說完這句話,他還伸手虛虛地攔了一下薑春蓉前麵的路,那姿態倒像是在護著她,嘴上又道:

「小薑秘書站在邊上看就行,可彆蹭一身油汙回去,回頭你們黨委辦該說我們車間不會照顧人了。」

這話像是聽著像是在開玩笑,旁人聽著總覺得有些不是滋味。

檢查組的幾位同誌你看看我丶我看看你,麵色都有些不自在,卻也不好當麵再說什麼,畢竟莫廣勝說話的語氣和表情都拿捏得恰到好處,看不出明顯的過錯。

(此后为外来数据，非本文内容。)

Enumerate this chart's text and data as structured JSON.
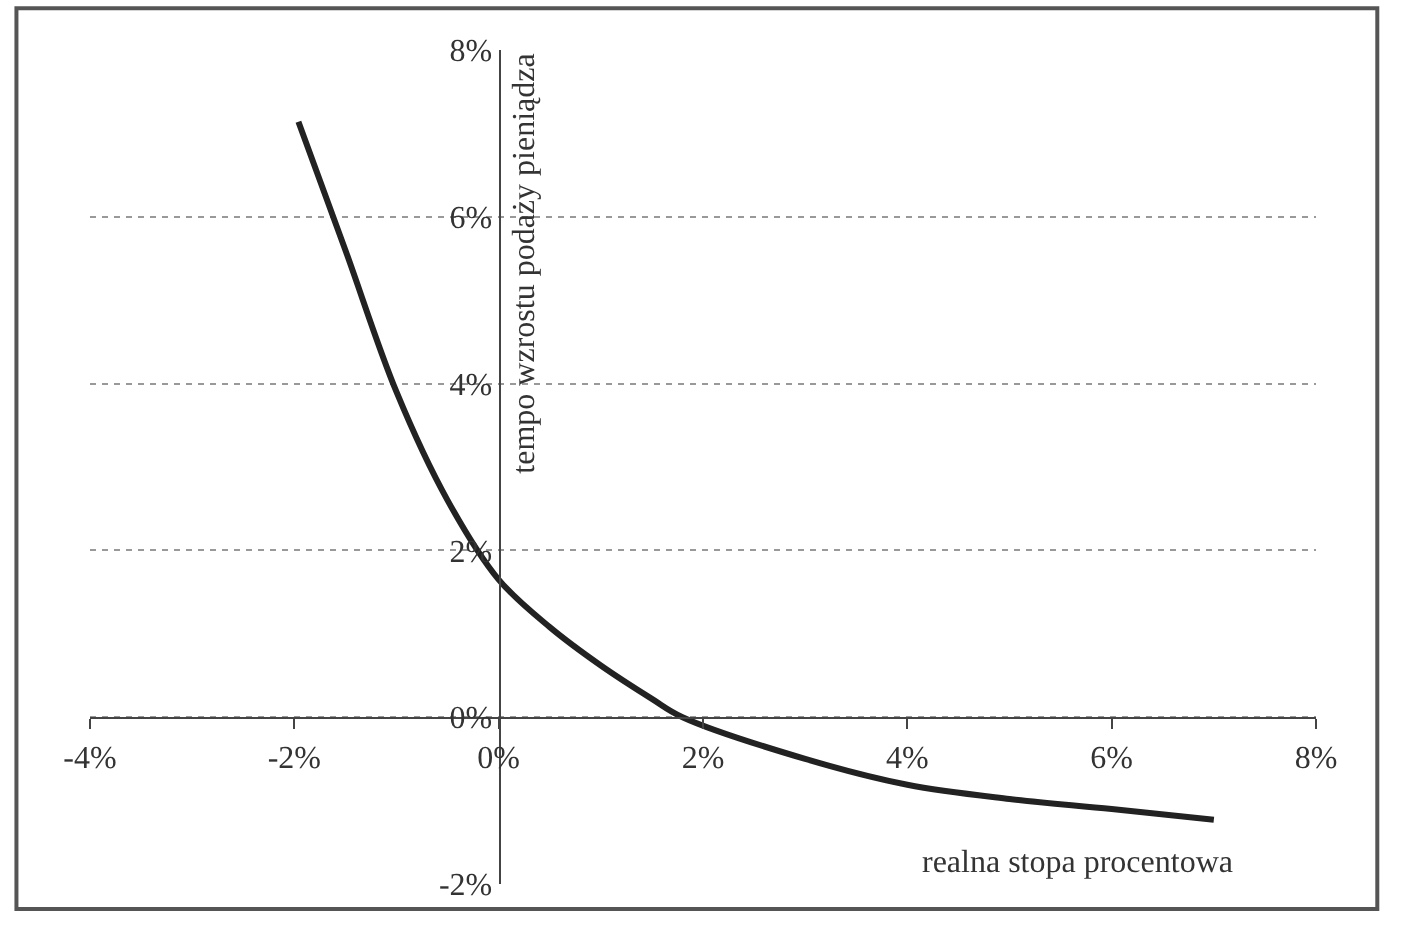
{
  "chart_data": {
    "type": "line",
    "xlabel": "realna stopa procentowa",
    "ylabel": "tempo wzrostu podaży pieniądza",
    "x": [
      -1.96,
      -1.5,
      -1,
      -0.5,
      0,
      0.5,
      1,
      1.5,
      1.8,
      3,
      4,
      5,
      6,
      7
    ],
    "series": [
      {
        "color": "#222222",
        "values": [
          7.14,
          5.6,
          3.9,
          2.6,
          1.65,
          1.08,
          0.62,
          0.22,
          0,
          -0.5,
          -0.81,
          -0.98,
          -1.1,
          -1.23
        ]
      }
    ],
    "xlim": [
      -4,
      8
    ],
    "xticks": [
      {
        "value": -4,
        "label": "-4%"
      },
      {
        "value": -2,
        "label": "-2%"
      },
      {
        "value": 0,
        "label": "0%"
      },
      {
        "value": 2,
        "label": "2%"
      },
      {
        "value": 4,
        "label": "4%"
      },
      {
        "value": 6,
        "label": "6%"
      },
      {
        "value": 8,
        "label": "8%"
      }
    ],
    "ylim": [
      -2,
      8
    ],
    "yticks": [
      {
        "value": -2,
        "label": "-2%"
      },
      {
        "value": 0,
        "label": "0%"
      },
      {
        "value": 2,
        "label": "2%"
      },
      {
        "value": 4,
        "label": "4%"
      },
      {
        "value": 6,
        "label": "6%"
      },
      {
        "value": 8,
        "label": "8%"
      }
    ],
    "grid": "y",
    "legend": false,
    "marker": "none",
    "line_style": "solid"
  }
}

薑春蓉始終冇有動氣,她站在那裡,嘴角甚至還帶著一絲淡淡的弧度。

好似就那麼靜靜地看著莫廣勝如何表演似的。

就在薑春蓉想著下一步該如何做的時候,忽然有一道聲音從她身側響起:

「莫主任,要不我先來試試?」說話的是景文光。

他往前邁了半步,目光落在那臺小衝床上,語氣聽著和平時冇什麼兩樣:

「我也是辦公室出來的,確實冇怎麼接觸過一線設備。不過既然莫主任說這臺機器操作簡單,那我趁這機會也學學。」

他這話說得坦坦蕩蕩,檢查組的其他無幾人聽了,表情都鬆動了幾分。